What Women Want: Ho-Hum Heterosexual or Mr. Metrosexual?
Making the case for settling just for Mr. Good Enough, rather than a soulmate or Mr. Right, Lori Gottlieb, insists that what women really want are children and someone to help support them. Forget all that feminist rhetoric about independence, self-sufficiency, career goals and that "I am woman, hear me roar" stuff, the best-selling author and NPR commentator tells women — especially in their 30s — to "Settle! That's right. Don't worry about passion or intense connection. Don't nix a guy based on his annoying habit of yelling 'Bravo!' in movie theaters. Overlook his halitosis or abysmal sense of aesthetics."
Atlantic magazine allowed Gottlieb 4,000 words or so to make her case that heterosexual women should settle for Mr. Heterosexual Ho-Hum. But she really makes a compelling case for hetero women to hang out with, or live under one roof with, homosexual men. To that point, "when I think about marriages nowadays," Gottlieb writes, "my role models are the television characters Will and Grace, who, though Will was gay and his relationship with Grace was platonic, were one of the most romantic couples I can think of."
What Gottlieb, along with many other women, wants is a buddy to live with. As she puts it, "a partner in crime." She even tells of a friend who knows a couple of women who married men that are likely not straight. "Maybe they understand something that I didn't," the friend tells Gottlieb. Right, forget the bedroom fireworks, just find a guy to provide another income and some help with the kids and/or household chores. Because, eventually, as Alan Jackson sings, "There ain't nothing left to do, cause we already done it."

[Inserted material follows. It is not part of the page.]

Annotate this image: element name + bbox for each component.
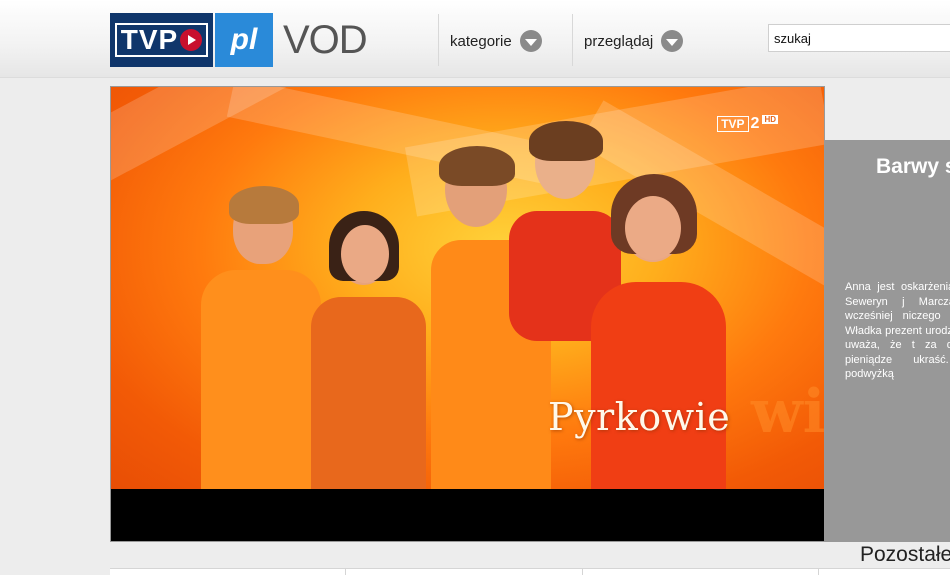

Let's face it, on a day-to-day, run-the-household basis, most women have more in common with gay men than straight. Anyone who has watched "Queer Eye for the Straight Guy" on Bravo sees the dichotomy. Each week, the Fab Five go in and do an emergency makeover of some poor straight slob's life. The guy doesn't know how to cook, can't decorate and doesn't know proper grooming or how to use "products." Some don't even know how to propose. So, the premise of the program is that the average straight Joe, needs five gay guys to clue him in.
"Queer Eye," according to the show's website, "is a one-hour guide to 'building a better straight man.'" You see, the Fab Five are: "An interior designer, a fashion stylist, a chef, a beauty guru and someone [they] like to call the 'concierge of cool' — who is responsible for all things hip, including music and pop culture." These are all the skills and interests that women value but that the vast majority of (straight) men couldn't care less about: thus straight men are inferior and must be improved upon with some gay expertise. Notice how many women openly view their spouses as being just like one of the kids that they have to raise. If only the Fab Five could make their men more woman-like and less child-like.
For those who haven't tuned in to "QE," the Fab Five are: Ted Allen, Kyan Douglas, Thom Filicia, Carson Kressley and Jai Rodriguez. Suffice it to say, these guys won't remind you of John Wayne or Sean Connery. And, while women may swoon over traditional macho men while watching them fight the bad guys on the big screen, in their real worlds they'd actually rather be hanging with Carson and Jai, watching the E! channel and discussing fashion or decorating ideas.
But perhaps it is just women on either coast who want Metrosexual males, and that in flyover country there are still women who want to put up with real guys — as described by country music star Brad Paisley when he sings: "I don't highlight my hair. I've still got a pair. Yeah honey, I'm still a guy." — rather than the ones the Fab Five feminize.